Dive Brief:
- WPP has partnered with Anthropic to bring the buzzy artificial-intelligence startup’s latest Claude family of AI models into its WPP Open operating system, according to a press release.
- Claude, which includes the Opus, Sonnet and Haiku software, is being integrated into WPP Open through Amazon Bedrock, the generative AI marketplace from Amazon Web Services. WPP Open supports 114,000 employees, who will now be able to leverage Claude for analyzing briefs, content creation and other marketing functions.
- WPP Open is used by some of the ad-holding group’s largest brand clients, including The Coca-Cola Company, L’Oréal and Nestlé. The deal underscores the growing embrace of generative AI among agencies that see the technology as an enabler of productivity and crucial to gaining a competitive edge.
Dive Insight:
Integrating Anthropic’s Claude suite of generative AI contributes to a larger strategic push from WPP to reshape its marketing services behemoth around the emergent technology. The GroupM and Ogilvy owner started the year off by pledging to spend 250 million pounds, or about $318 million, annually to drive its AI transformation. WPP is under pressure as growth stalls and rivals like Publicis also ramp up their AI bets to attract new clients.
Teaming with Anthropic, a startup that competes with firms like OpenAI, is the latest in a series of moves from WPP to equip its employees with the most leading-edge AI tools. The ad-holding group last month partnered with Google to bring the search giant’s Gemini AI to WPP Open and has been working with chipmaker Nvidia since last summer on a content-creation engine powered by generative AI. WPP additionally uses OpenAI’s GPT-4 and DALL-E along with a smattering of other AI platforms.
Anthropic has received backing from heavy hitters in tech, including Amazon, which has committed billions to the startup and is helping WPP adopt Claude through Amazon Bedrock. Bedrock, a managed service under cloud-computing unit AWS, helps companies access existing AI models versus building their own from scratch, an often costly and computationally intensive process.
The latest Claude 3 offerings, among Anthropic’s most advanced, intend to help WPP staff “interpret complex briefs and produce high-quality content, as well as process a range of formats including photos, charts, graphs and technical diagrams,” according to the announcement. Haiku is Anthropic’s fastest and lightest model, while Sonnet sits in the middle of the pack performance-wise and Opus is tailored to the most complex tasks, such as analyzing large data sets and helping get to the root of brand identity when creating marketing content.
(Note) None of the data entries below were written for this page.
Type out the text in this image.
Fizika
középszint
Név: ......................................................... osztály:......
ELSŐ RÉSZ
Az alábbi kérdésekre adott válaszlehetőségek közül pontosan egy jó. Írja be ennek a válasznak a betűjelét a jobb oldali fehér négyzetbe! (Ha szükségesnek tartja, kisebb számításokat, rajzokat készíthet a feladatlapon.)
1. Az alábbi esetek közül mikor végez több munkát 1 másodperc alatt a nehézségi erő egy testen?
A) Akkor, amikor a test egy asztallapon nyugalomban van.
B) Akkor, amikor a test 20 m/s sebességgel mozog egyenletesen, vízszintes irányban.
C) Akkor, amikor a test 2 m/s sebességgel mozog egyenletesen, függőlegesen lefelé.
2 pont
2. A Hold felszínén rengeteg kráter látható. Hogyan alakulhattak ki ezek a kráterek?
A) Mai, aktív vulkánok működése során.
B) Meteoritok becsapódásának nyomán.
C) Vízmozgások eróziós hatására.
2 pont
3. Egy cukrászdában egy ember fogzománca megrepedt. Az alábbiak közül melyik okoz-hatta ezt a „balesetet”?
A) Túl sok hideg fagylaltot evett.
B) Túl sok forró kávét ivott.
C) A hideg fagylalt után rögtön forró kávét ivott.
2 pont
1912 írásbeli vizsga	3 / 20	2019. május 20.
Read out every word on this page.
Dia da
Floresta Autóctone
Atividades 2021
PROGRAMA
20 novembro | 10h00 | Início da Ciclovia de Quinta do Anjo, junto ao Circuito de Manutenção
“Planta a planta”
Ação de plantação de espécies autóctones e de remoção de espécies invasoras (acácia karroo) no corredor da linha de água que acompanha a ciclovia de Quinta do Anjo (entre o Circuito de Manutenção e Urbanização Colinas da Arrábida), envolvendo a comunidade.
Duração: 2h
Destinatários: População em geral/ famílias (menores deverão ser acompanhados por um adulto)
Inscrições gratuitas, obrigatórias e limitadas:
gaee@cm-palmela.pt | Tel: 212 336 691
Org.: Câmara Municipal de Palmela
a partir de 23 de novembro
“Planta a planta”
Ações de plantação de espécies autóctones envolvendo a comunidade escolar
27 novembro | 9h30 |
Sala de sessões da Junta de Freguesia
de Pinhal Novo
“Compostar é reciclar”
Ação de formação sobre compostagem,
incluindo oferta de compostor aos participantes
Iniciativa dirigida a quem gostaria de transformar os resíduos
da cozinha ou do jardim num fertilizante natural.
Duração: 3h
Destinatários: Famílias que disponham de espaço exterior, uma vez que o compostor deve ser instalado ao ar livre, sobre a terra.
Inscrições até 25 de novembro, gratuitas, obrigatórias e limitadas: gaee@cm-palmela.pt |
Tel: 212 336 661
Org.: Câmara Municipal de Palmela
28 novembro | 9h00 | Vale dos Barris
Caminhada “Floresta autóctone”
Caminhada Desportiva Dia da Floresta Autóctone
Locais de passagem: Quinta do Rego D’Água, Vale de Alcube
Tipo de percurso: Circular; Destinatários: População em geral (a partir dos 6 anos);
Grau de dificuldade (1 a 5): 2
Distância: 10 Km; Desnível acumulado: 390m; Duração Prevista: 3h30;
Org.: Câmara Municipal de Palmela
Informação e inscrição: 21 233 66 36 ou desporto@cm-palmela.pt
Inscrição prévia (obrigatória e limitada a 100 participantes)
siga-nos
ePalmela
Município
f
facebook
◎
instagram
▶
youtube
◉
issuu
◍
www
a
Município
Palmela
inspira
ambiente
Keeping pace with generative AI is important for WPP as it vies for a turnaround. The group in recent months has contended with a slowdown in key markets like China and the loss of some major accounts, including Pfizer. WPP saw like-for-like revenue less pass-through costs, an important measure of agency health, decline 1.6% in Q1. It expects flat or 1% growth for the full year, contrasting with agency peers that have benefited from a rebound in client spending, particularly from the tech sector.